Film (2014). Paramount Pictures, Regency Enterprises, Protozoa Pictures. Directed by Darren Aronofsky. Written by Darren Aronofsky and Ari Handel. Cast includes Douglas Booth, Leo McHugh Carroll, Jennifer Connelly, Russell Crowe, Nolan Gross, Anthony Hopkins, Logan Leman, Mark Margolis, Nick Nolte and Ray Winstone. 138 minutes. Colour.

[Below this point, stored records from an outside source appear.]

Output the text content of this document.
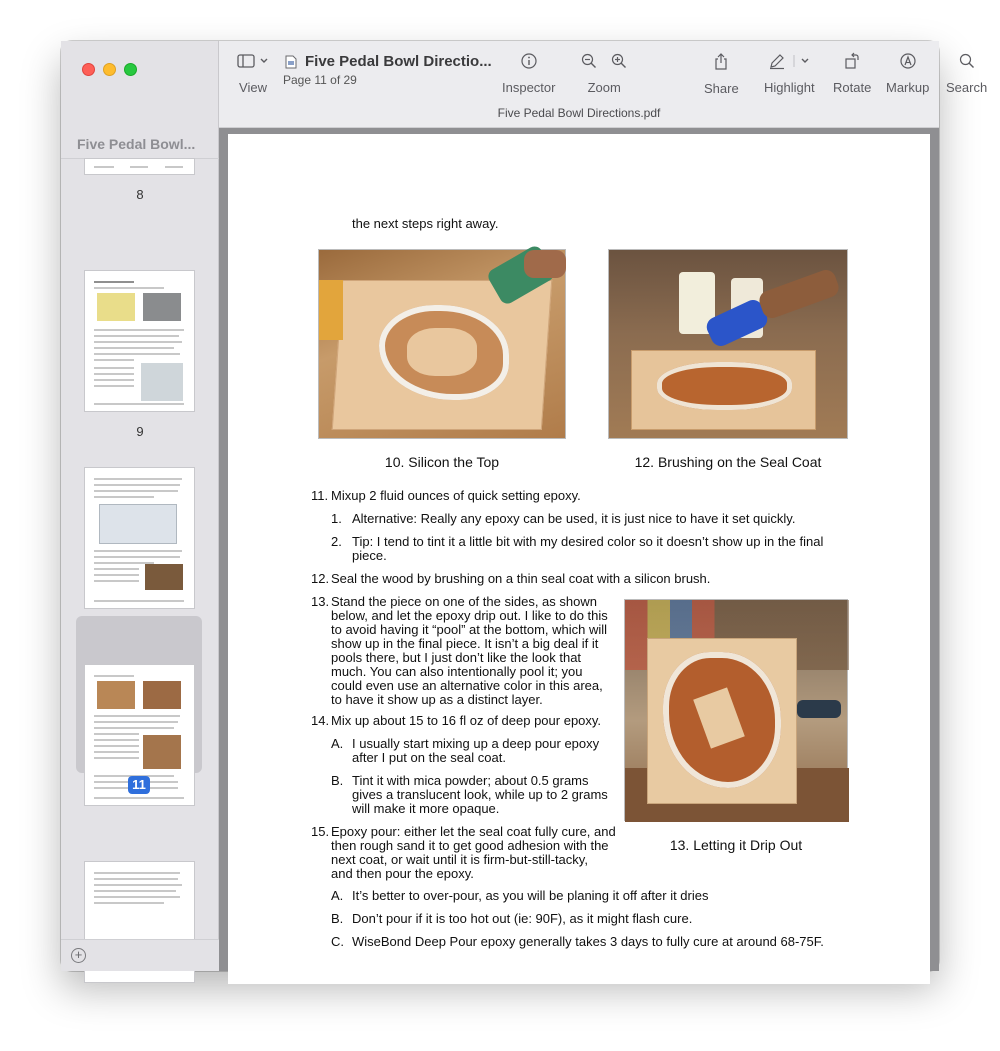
Five Pedal Bowl...
8
9
11
+
View
Five Pedal Bowl Directio...
Page 11 of 29	Inspector
	Zoom	Share Highlight Rotate Markup Search
Five Pedal Bowl Directions.pdf
the next steps right away.
10. Silicon the Top	12. Brushing on the Seal Coat
11. Mixup 2 fluid ounces of quick setting epoxy.
1. Alternative: Really any epoxy can be used, it is just nice to have it set quickly.
2. Tip: I tend to tint it a little bit with my desired color so it doesn’t show up in the final
piece.
12. Seal the wood by brushing on a thin seal coat with a silicon brush.
13. Stand the piece on one of the sides, as shown
below, and let the epoxy drip out. I like to do this
to avoid having it “pool” at the bottom, which will
show up in the final piece. It isn’t a big deal if it
pools there, but I just don’t like the look that
much. You can also intentionally pool it; you
could even use an alternative color in this area,
to have it show up as a distinct layer.
13. Letting it Drip Out
14. Mix up about 15 to 16 fl oz of deep pour epoxy.
A. I usually start mixing up a deep pour epoxy
after I put on the seal coat.
B. Tint it with mica powder; about 0.5 grams
gives a translucent look, while up to 2 grams
will make it more opaque.
15. Epoxy pour: either let the seal coat fully cure, and
then rough sand it to get good adhesion with the
next coat, or wait until it is firm-but-still-tacky,
and then pour the epoxy.
A. It’s better to over-pour, as you will be planing it off after it dries
B. Don’t pour if it is too hot out (ie: 90F), as it might flash cure.
C. WiseBond Deep Pour epoxy generally takes 3 days to fully cure at around 68-75F.
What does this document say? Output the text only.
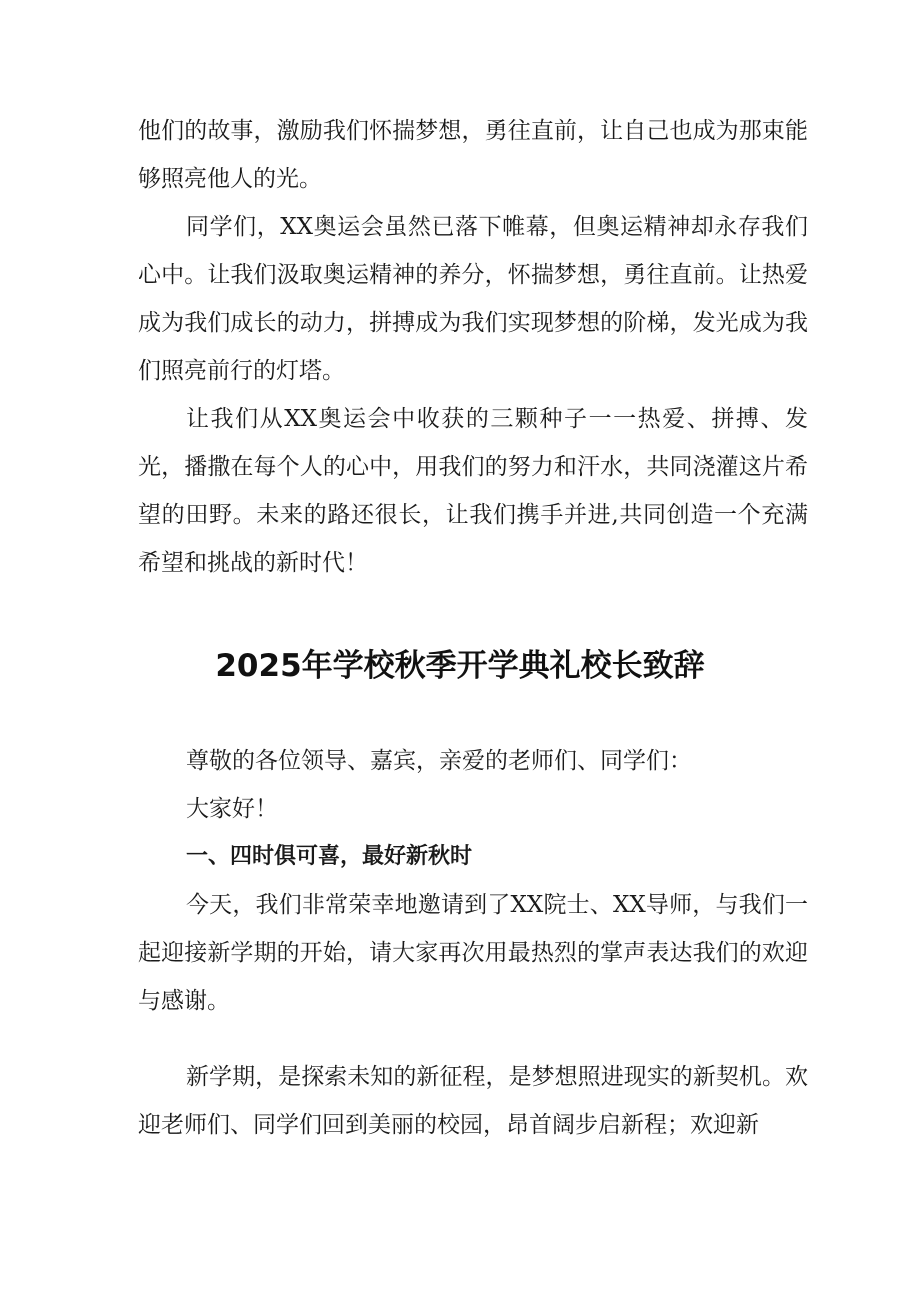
他们的故事，激励我们怀揣梦想，勇往直前，让自己也成为那束能够照亮他人的光。

同学们，XX奥运会虽然已落下帷幕，但奥运精神却永存我们心中。让我们汲取奥运精神的养分，怀揣梦想，勇往直前。让热爱成为我们成长的动力，拼搏成为我们实现梦想的阶梯，发光成为我们照亮前行的灯塔。

让我们从XX奥运会中收获的三颗种子一一热爱、拼搏、发光，播撒在每个人的心中，用我们的努力和汗水，共同浇灌这片希望的田野。未来的路还很长，让我们携手并进,共同创造一个充满希望和挑战的新时代！

2025年学校秋季开学典礼校长致辞

尊敬的各位领导、嘉宾，亲爱的老师们、同学们：

大家好！

一、四时俱可喜，最好新秋时

今天，我们非常荣幸地邀请到了XX院士、XX导师，与我们一起迎接新学期的开始，请大家再次用最热烈的掌声表达我们的欢迎与感谢。

新学期，是探索未知的新征程，是梦想照进现实的新契机。欢迎老师们、同学们回到美丽的校园，昂首阔步启新程；欢迎新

It would be overreaching to claim that Noah is an sf epic manqué about the Invention of a superior boat which survives the Disaster of a worldwide flood; but Darren Aronofsky has all the same written (with Ari Handel) and directed a film whose complexly-funded exegesis of its main source narrative (Genesis 5:32-10:1) is entirely twenty-first century in its final effect. This surprisingly radical transformation of the Hollywood epic à la Cecil B DeMille (1881-1959) shows its intentions quickly, with a voice-over backstory which soon departs radically from the Biblical version. Accompanied by distanced CGI background visuals whose effect is Nordic, we hear that, after killing Abel, Cain has gained the aid of fallen angels (see Supernatural Creatures) known as the Watchers, who had been cast to Earth for the sin of taking the human side in the tragedy of Eden. It is unclear whether or not they engage in the literal Uplift of Homo sapiens, but they certainly provide the muscle for Cain and his descendants to create what seems (in the shadow history presented through the visuals) to be Western Civilization; at the end of this prologue, just as the voice-over tells us that God has finally lost patience, we are given a glimpse of a grotesque Near Future City. Both the visuals, and the portentously intoned narration, are strongly reminiscent of similar synopses of the deep drama of prehistory presented at the beginning of The Lord of the Rings (2001-2003) directed by Peter Jackson, where J R R Tolkien's attempt to present his epic as the Matter of an imagined Britain [for Matter see The Encyclopedia of Fantasy under links below] is most clearly articulated. Noah, in some similar spirit, attempts to promote the basic sectarian fable at its heart into a secularized prehistory of the world, for God has nothing to do with Cain's exploitation of the Earth. Meanwhile, Adam's third son Seth lives an honourable hunter-and-gatherer life. Noah (Crowe) is his descendant.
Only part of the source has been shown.